Das vierte und letzte Kapitel bietet schließlich die Edition (209-295). Sie wird durch ein Verzeichnis der lateinischen Gebetsinitien (311-312) und zwei Wortverzeichnisse, ein lateinisch-altenglisches (314-350) und ein altenglisch-lateinisches (351-387) erschlossen. Wie er selbst erklärt (15), ist seine Edition der lateinischen Gebetstexte und ihrer altenglischen Glossierung keine editio princeps, denn Kuhn ist natürlich nicht der erste Anglist, dessen Interesse sich auf Arundel 155 richtet. Allerdings musste man sich bisher die - recht fehlerhaften (116-120) - Editionen der nun erstmals im Zusammenhang edierten Gebetstexte aus verschiedenen Zeitschriftenaufsätzen zusammensuchen.

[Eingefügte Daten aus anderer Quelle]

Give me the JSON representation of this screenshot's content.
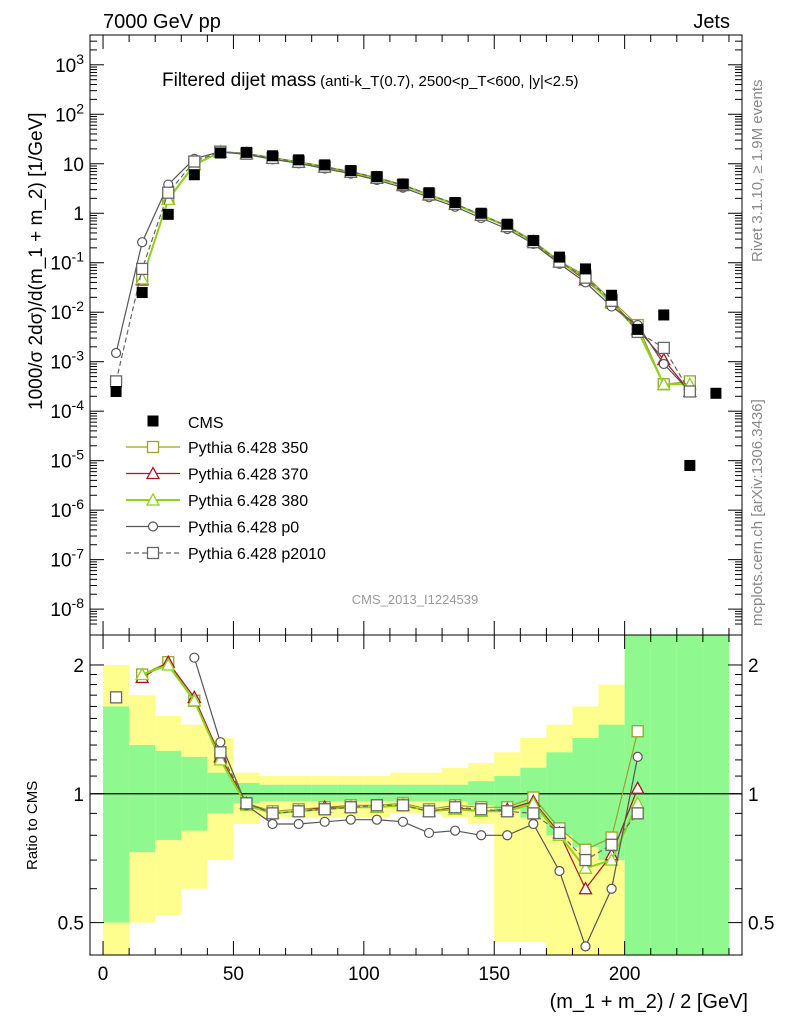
{
  "header": {
    "left": "7000 GeV pp",
    "right": "Jets"
  },
  "side_labels": {
    "rivet": "Rivet 3.1.10, ≥ 1.9M events",
    "mcplots": "mcplots.cern.ch [arXiv:1306.3436]"
  },
  "chart_data": [
    {
      "type": "line",
      "title_main": "Filtered dijet mass",
      "title_cuts": "(anti-k_T(0.7), 2500<p_T<600, |y|<2.5)",
      "watermark": "CMS_2013_I1224539",
      "xlabel": "(m_1 + m_2) / 2 [GeV]",
      "ylabel": "1000/σ 2dσ)/d(m_1 + m_2) [1/GeV]",
      "xlim": [
        -5,
        245
      ],
      "ylim": [
        3e-09,
        4000
      ],
      "yscale": "log",
      "xticks": [
        "0",
        "50",
        "100",
        "150",
        "200"
      ],
      "yticks": [
        "10^-8",
        "10^-7",
        "10^-6",
        "10^-5",
        "10^-4",
        "10^-3",
        "10^-2",
        "10^-1",
        "1",
        "10",
        "10^2",
        "10^3"
      ],
      "legend_position": "bottom-left",
      "data": {
        "name": "CMS",
        "x": [
          5,
          15,
          25,
          35,
          45,
          55,
          65,
          75,
          85,
          95,
          105,
          115,
          125,
          135,
          145,
          155,
          165,
          175,
          185,
          195,
          205,
          215,
          225,
          235
        ],
        "y": [
          0.00025,
          0.025,
          0.95,
          6.0,
          16.5,
          17.0,
          14.5,
          12.0,
          9.5,
          7.3,
          5.5,
          3.9,
          2.6,
          1.65,
          1.0,
          0.6,
          0.28,
          0.13,
          0.075,
          0.022,
          0.0045,
          0.0088,
          8e-06,
          0.00023
        ]
      },
      "series": [
        {
          "name": "Pythia 6.428 350",
          "color": "#9aa22c",
          "style": "solid",
          "marker": "square",
          "y": [
            null,
            0.045,
            1.95,
            9.8,
            17.5,
            16.2,
            13.3,
            11.0,
            8.8,
            6.9,
            5.3,
            3.75,
            2.4,
            1.55,
            0.93,
            0.56,
            0.275,
            0.108,
            0.055,
            0.0175,
            0.0055,
            0.00035,
            0.0004,
            null
          ]
        },
        {
          "name": "Pythia 6.428 370",
          "color": "#a3171e",
          "style": "solid",
          "marker": "triangle",
          "y": [
            null,
            0.046,
            1.92,
            9.6,
            17.3,
            16.0,
            13.1,
            10.8,
            8.7,
            6.8,
            5.2,
            3.7,
            2.37,
            1.52,
            0.91,
            0.55,
            0.27,
            0.105,
            0.045,
            0.016,
            0.0046,
            0.0011,
            0.00025,
            null
          ]
        },
        {
          "name": "Pythia 6.428 380",
          "color": "#8fd21a",
          "style": "solid",
          "marker": "triangle",
          "y": [
            null,
            0.047,
            1.9,
            9.5,
            17.2,
            15.9,
            13.0,
            10.7,
            8.6,
            6.7,
            5.1,
            3.65,
            2.33,
            1.5,
            0.9,
            0.54,
            0.265,
            0.103,
            0.05,
            0.015,
            0.0043,
            0.00035,
            0.00035,
            null
          ]
        },
        {
          "name": "Pythia 6.428 p0",
          "color": "#555555",
          "style": "solid",
          "marker": "circle",
          "y": [
            0.0015,
            0.26,
            3.8,
            12.6,
            17.6,
            15.4,
            12.3,
            10.2,
            8.0,
            6.3,
            4.7,
            3.3,
            2.1,
            1.35,
            0.8,
            0.48,
            0.24,
            0.095,
            0.04,
            0.013,
            0.0055,
            0.0009,
            0.00025,
            null
          ]
        },
        {
          "name": "Pythia 6.428 p2010",
          "color": "#666666",
          "style": "dashed",
          "marker": "square",
          "y": [
            0.0004,
            0.075,
            2.6,
            11.1,
            17.5,
            16.0,
            13.1,
            10.9,
            8.7,
            6.9,
            5.2,
            3.7,
            2.4,
            1.55,
            0.93,
            0.55,
            0.26,
            0.105,
            0.05,
            0.017,
            0.004,
            0.0019,
            0.00025,
            null
          ]
        }
      ]
    },
    {
      "type": "line",
      "ylabel": "Ratio to CMS",
      "xlim": [
        -5,
        245
      ],
      "ylim": [
        0.42,
        2.35
      ],
      "yscale": "log",
      "yticks": [
        "0.5",
        "1",
        "2"
      ],
      "reference_line": 1,
      "band_inner_color": "#8ff990",
      "band_outer_color": "#fefe8e",
      "bands": {
        "x_edges": [
          0,
          10,
          20,
          30,
          40,
          50,
          60,
          70,
          80,
          90,
          100,
          110,
          120,
          130,
          140,
          150,
          160,
          170,
          180,
          190,
          200,
          210,
          220,
          230,
          240
        ],
        "inner": [
          [
            0.5,
            1.6
          ],
          [
            0.73,
            1.3
          ],
          [
            0.78,
            1.26
          ],
          [
            0.82,
            1.22
          ],
          [
            0.9,
            1.12
          ],
          [
            0.95,
            1.06
          ],
          [
            0.96,
            1.05
          ],
          [
            0.96,
            1.05
          ],
          [
            0.96,
            1.05
          ],
          [
            0.96,
            1.05
          ],
          [
            0.96,
            1.05
          ],
          [
            0.96,
            1.05
          ],
          [
            0.96,
            1.05
          ],
          [
            0.96,
            1.05
          ],
          [
            0.94,
            1.07
          ],
          [
            0.92,
            1.1
          ],
          [
            0.88,
            1.15
          ],
          [
            0.8,
            1.25
          ],
          [
            0.75,
            1.35
          ],
          [
            0.7,
            1.45
          ],
          [
            0.4,
            2.5
          ],
          [
            0.4,
            2.5
          ],
          [
            0.4,
            2.5
          ],
          [
            0.4,
            2.5
          ]
        ],
        "outer": [
          [
            0.4,
            2.0
          ],
          [
            0.5,
            1.7
          ],
          [
            0.52,
            1.52
          ],
          [
            0.6,
            1.45
          ],
          [
            0.7,
            1.35
          ],
          [
            0.85,
            1.12
          ],
          [
            0.88,
            1.1
          ],
          [
            0.88,
            1.1
          ],
          [
            0.88,
            1.1
          ],
          [
            0.88,
            1.1
          ],
          [
            0.88,
            1.1
          ],
          [
            0.9,
            1.12
          ],
          [
            0.9,
            1.12
          ],
          [
            0.88,
            1.15
          ],
          [
            0.85,
            1.18
          ],
          [
            0.45,
            1.25
          ],
          [
            0.45,
            1.35
          ],
          [
            0.4,
            1.45
          ],
          [
            0.4,
            1.6
          ],
          [
            0.4,
            1.8
          ],
          [
            0.4,
            2.5
          ],
          [
            0.4,
            2.5
          ],
          [
            0.4,
            2.5
          ],
          [
            0.4,
            2.5
          ]
        ]
      },
      "x": [
        5,
        15,
        25,
        35,
        45,
        55,
        65,
        75,
        85,
        95,
        105,
        115,
        125,
        135,
        145,
        155,
        165,
        175,
        185,
        195,
        205,
        215
      ],
      "series": [
        {
          "name": "Pythia 6.428 350",
          "color": "#9aa22c",
          "style": "solid",
          "marker": "square",
          "y": [
            null,
            1.9,
            2.03,
            1.65,
            1.21,
            0.95,
            0.91,
            0.92,
            0.93,
            0.94,
            0.94,
            0.95,
            0.92,
            0.94,
            0.93,
            0.93,
            0.98,
            0.83,
            0.74,
            0.79,
            1.4,
            null
          ]
        },
        {
          "name": "Pythia 6.428 370",
          "color": "#a3171e",
          "style": "solid",
          "marker": "triangle",
          "y": [
            null,
            1.87,
            2.03,
            1.68,
            1.22,
            0.95,
            0.9,
            0.91,
            0.93,
            0.93,
            0.93,
            0.94,
            0.91,
            0.93,
            0.91,
            0.92,
            0.96,
            0.81,
            0.6,
            0.72,
            1.03,
            null
          ]
        },
        {
          "name": "Pythia 6.428 380",
          "color": "#8fd21a",
          "style": "solid",
          "marker": "triangle",
          "y": [
            null,
            1.9,
            2.0,
            1.65,
            1.2,
            0.94,
            0.9,
            0.91,
            0.92,
            0.93,
            0.93,
            0.94,
            0.91,
            0.92,
            0.91,
            0.91,
            0.95,
            0.8,
            0.67,
            0.7,
            0.95,
            null
          ]
        },
        {
          "name": "Pythia 6.428 p0",
          "color": "#555555",
          "style": "solid",
          "marker": "circle",
          "y": [
            null,
            null,
            null,
            2.08,
            1.32,
            0.94,
            0.85,
            0.85,
            0.86,
            0.87,
            0.87,
            0.86,
            0.81,
            0.82,
            0.8,
            0.8,
            0.85,
            0.66,
            0.44,
            0.6,
            1.22,
            null
          ]
        },
        {
          "name": "Pythia 6.428 p2010",
          "color": "#666666",
          "style": "dashed",
          "marker": "square",
          "y": [
            1.68,
            null,
            null,
            null,
            1.25,
            0.95,
            0.9,
            0.91,
            0.92,
            0.93,
            0.94,
            0.94,
            0.91,
            0.93,
            0.92,
            0.91,
            0.9,
            0.81,
            0.7,
            0.76,
            0.9,
            null
          ]
        }
      ]
    }
  ]
}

Die bemerkenswerte Zielstrebigkeit des Autors lässt freilich auch die eine oder andere Frage am Wegesrand zurück. So gerät nach dem ersten Kapitel der Psalter als ganzer wohl etwas zu schnell aus dem Blick. Welche Funktion der libellus precum im Kontext der Psalmen und übrigen (Gebets-)Texte besaß, wird nur ansatzweise behandelt (60). Die Untersuchung über die Verbreitung der 40 Gebetstexte enthält zwar eine Reihe vergleichender Beobachtungen, aber diese sind vor allem auf die einzelnen Gebete, allenfalls auf gemeinsam tradierte Texte fokussiert. Könnte nicht auch ein Vergleich der Inhalte, des Aufbaus und der Stellung von Gebetssammlungen verschiedener Psalterhandschriften lohnend sein? [2]
Insgesamt aber darf die stringent durchgeführte, vorsichtig-nüchtern argumentierende und deshalb die Bodenhaftung nie verlierende Untersuchung als mustergültig angesehen werden. Nach diesem Vorbild wünscht man sich weitere monographische Behandlungen nicht nur insularer, sondern auch kontinentaler libelli precum.
Anmerkungen:
[1] In Abgrenzung zu eher zufällig auf Vorsatzblättern oder sonstigen freien Stellen notierten Einzelgebeten einer- und von ihm als "Gebetbuch" bezeichneten Sammlungen, die einen ganzen Kodex umfassen, andererseits (15-16).
[2] In diesem Zusammenhang wäre auch eine Auseinandersetzung mit der Position von Susan Boynton: Prayer as Liturgical Performance in Eleventh- and Twelfth-Century Monastic Psalters, in: Speculum 82 (2007), 896-931, interessant gewesen.